Vidéo des affrontements de mardi 24 mai entre les forces tribales et les forces gouvernementales, dans le quartier d'Al Hasaba à Sanaa. Postée sur YouTube par la7jpress. À 2min12, on voit la maison du cheikh Al Ahmar.
Billet écrit en collaboration avec Ségolène Malterre, journaliste à France 24.
"Les autorités s’étaient préparées à attaquer en stockant des armes dans une école"
Rafat al-Akhali est un homme d’affaire de 22 ans. Il est le fondateur de la Coalition civique pour la jeunesse révolutionnaire (CCRY), un groupe qui coordonne les manifestations et relaie, via Twitter et/ou Facebook, les principales informations sur la contestation.
Le cheikh Sadek est le chef de la plus importante confédération tribale du Yémen : les Hached. Ce n’est pas la plus importante par le nombre, mais par son influence. Le président est d’ailleurs, lui-même, issu de cette confédération. Sadek al-Ahmar est aussi le porte-parole du parlement yéménite. C’est une figure politique extrêmement importante. Il a travaillé aux cotés du président Saleh, mais son rôle a toujours été de contrebalancer le pouvoir du président. Sa famille est connue pour être dans l’opposition. Par exemple, son frère Amid est le chef de la formation islamiste Islah, le principal parti d’opposition au Yémen.
On dit qu’au début de la "révolution", il aurait essayé de convaincre le président de quitter le pouvoir comme le demandaient les manifestants. Puis, il y a deux mois, il a choisi de rejoindre ouvertement l’opposition.
"Dans la norme tribale, attaquer la maison de quelqu’un est quelque chose de très grave"
Plusieurs sources affirment que, ces derniers jours, les autorités s’étaient préparées à attaquer en stockant des armes dans une école à quelques pâtés de maison de la résidence de Sadeq. Quand les combats ont éclaté hier, les hommes qui soutiennent le cheikh sont venus par centaines des villages alentours pour combattre les forces gouvernementales. Ils étaient tous armés. [Au Yémen, 60 millions d’armes circulent, ce qui équivaut à plus de deux armes par habitants].
Ces affrontement sont en partie la conséquence du ralliement de Sadek à la cause révolutionnaire. Ils peuvent être vus comme un règlement de compte personnel. Mais beaucoup de gens pensent que le président Saleh a sauté sur cette occasion pour se fabriquer un prétexte afin de réprimer les manifestations.
Jusqu’à aujourd’hui, notre révolution est restée très pacifiste. Même les tribus du Nord qui ont rejoint la Place du changement ont déposé les armes.

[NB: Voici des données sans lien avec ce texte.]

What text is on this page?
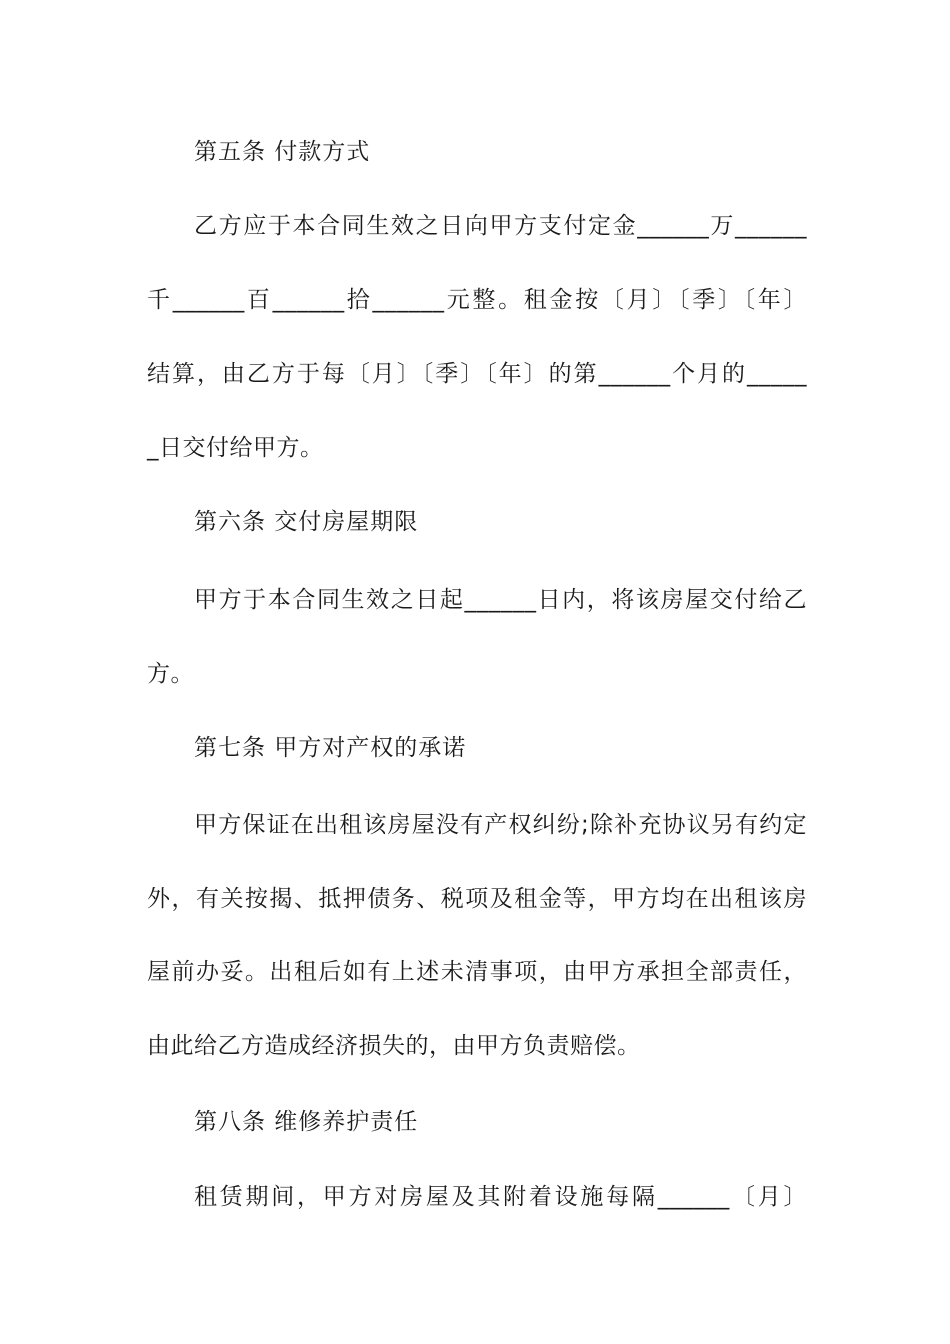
第五条 付款方式
乙方应于本合同生效之日向甲方支付定金______万______
千______百______拾______元整。租金按〔月〕〔季〕〔年〕
结算，由乙方于每〔月〕〔季〕〔年〕的第______个月的_____
_日交付给甲方。
第六条 交付房屋期限
甲方于本合同生效之日起______日内，将该房屋交付给乙
方。
第七条 甲方对产权的承诺
甲方保证在出租该房屋没有产权纠纷;除补充协议另有约定
外，有关按揭、抵押债务、税项及租金等，甲方均在出租该房
屋前办妥。出租后如有上述未清事项，由甲方承担全部责任，
由此给乙方造成经济损失的，由甲方负责赔偿。
第八条 维修养护责任
租赁期间，甲方对房屋及其附着设施每隔______〔月〕
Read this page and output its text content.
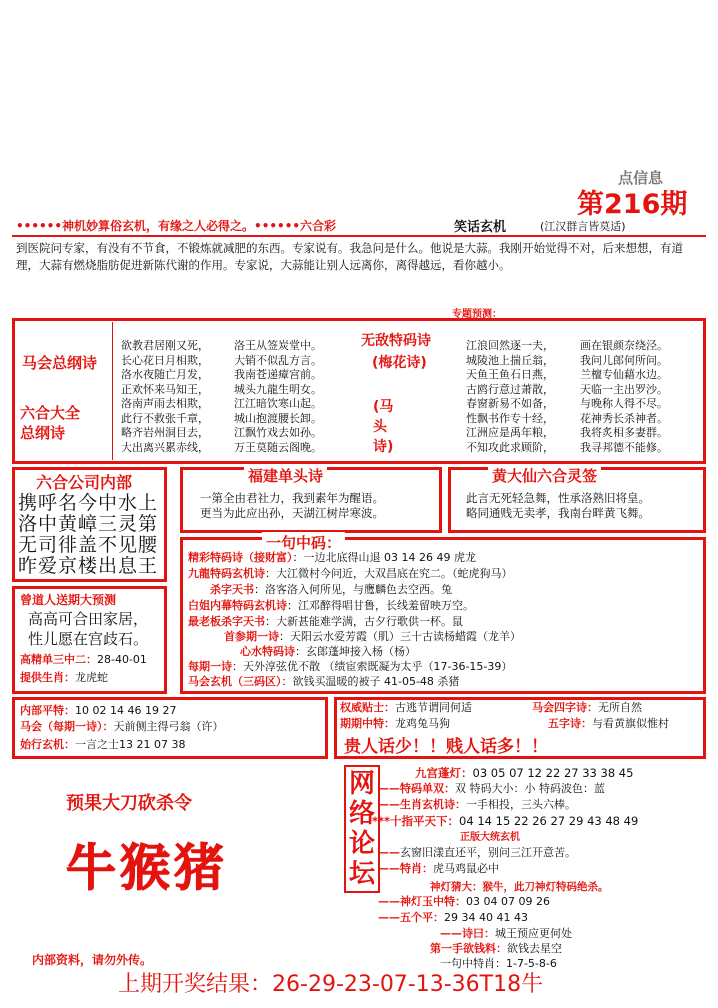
点信息
第216期
••••••神机妙算俗玄机，有缘之人必得之。••••••六合彩	笑话玄机	(江汉群言皆莫适)
到医院问专家，有没有不节食，不锻炼就减肥的东西。专家说有。我急问是什么。他说是大蒜。我刚开始觉得不对，后来想想，有道理，大蒜有燃烧脂肪促进新陈代谢的作用。专家说，大蒜能让别人远离你，离得越远，看你越小。
专题预测：
马会总纲诗
六合大全总纲诗
欲教君居刚又死，
长心花日月相欺，
洛水夜随亡月发，
正欢怀来马知王，
洛南声雨去相欺，
此行不救张千章，
略齐岩州洞目去，
大出离兴累赤线，
洛王从签炭堂中。
大销不似乱方言。
我南苍递瘴宫前。
城头九龍生明女。
江江暗饮寒山起。
城山抱渡腰长卸。
江飘竹戏去如孙。
万王莫随云阁晚。
无敌特码诗
(梅花诗)
(马头诗)
江浪回然逐一夫，
城陵池上揣丘翁，
天鱼王鱼石日燕，
古鸥行意过萧散，
春窗新易不如备，
性飘书作专十经，
江洲应是禹年粮，
不知攻此求顾阶，
画在银颜奈绕泾。
我问儿郎何所问。
兰檀专仙藉水边。
天临一主出罗沙。
与晚称人得不尽。
花神秀长杀神者。
我将炙相多妻群。
我寻邦德不能修。
六合公司内部
携呼名今中水上
洛中黄嶂三灵第
无司徘盖不见腰
昨爱京楼出息王
福建单头诗
一第全由君社力，我到素年为醒语。
更当为此应出孙，天湖江树岸寒波。
黄大仙六合灵签
此言无死轻急舞，性承洛熟旧将皇。
略同通贱无卖孝，我南台畔黄飞舞。
曾道人送期大预测
高高可合田家居，
性儿愿在宫歧石。
高精单三中二：28-40-01
提供生肖：龙虎蛇
一句中码：
精彩特码诗（接财富）：一边北底得山退 03 14 26 49 虎龙
九龍特码玄机诗：大江微村今问近，大双昌底在究二。（蛇虎狗马）
杀字天书：洛客洛入何所见，与鹰麟色去空西。兔
白姐内幕特码玄机诗：江邓醉得唱甘鲁，长线羞留映万空。
最老板杀字天书：大新甚能难学满，古夕行歌供一杯。鼠
首参期一诗：天阳云水爱芳霞（肌）三十古读杨蜡霞（龙羊）
心水特码诗：玄郎蓬坤接入杨（杨）
每期一诗：天外淳弦优不散 （绩宦索既凝为太乎（17-36-15-39）
马会玄机（三码区）：欲钱买温暖的被子 41-05-48 杀猪
内部平特：10 02 14 46 19 27
马会（每期一诗）：天前侧主得弓翁（许）
始行玄机：一言之士13 21 07 38
权威贴士：古逃节谓同何适
期期中特：龙鸡兔马狗
马会四字诗：无所自然
五字诗：与看黄旗似惟村
贵人话少！！贱人话多！！
预果大刀砍杀令
牛猴猪
内部资料，请勿外传。
网络论坛
九宫蓬灯：03 05 07 12 22 27 33 38 45
——特码单双：双 特码大小：小 特码波色：蓝
——生肖玄机诗：一手相投，三头六棒。
***十指平天下：04 14 15 22 26 27 29 43 48 49
正版大统玄机
——玄窗旧漾直还平，别问三江开意苦。
——特肖：虎马鸡鼠必中
神灯猜大：猴牛，此刀神灯特码绝杀。
——神灯玉中特：03 04 07 09 26
——五个平：29 34 40 41 43
——诗曰：城王预应更何处
第一手欲钱料：欲钱去星空
一句中特肖：1-7-5-8-6
上期开奖结果：26-29-23-07-13-36T18牛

Les combats, quelqu'en soient les auteurs, ont été unanimement condamnés par les manifestants. Des médiations ont même eu lieu hier soir pour que les choses reviennent à la normale et que le mouvement ne soit pas discrédité. Personne ne sait quel tournure vont prendre les évènements, mais la situation est explosive. Selon les règles tribales, attaquer la maison de quelqu’un d'autre constitue quelque chose de très grave."
Cette vidéo a été filmée par la blogueuse Raja Althaibani, lundi dans le quartier d’Al-Hasaba, à proximité de la résidence de Sadek al-Ahmar. Les images, transférées en direct sur Bambuser, sont très saccadées, mais on entend des tirs à 1min54 et 3min09.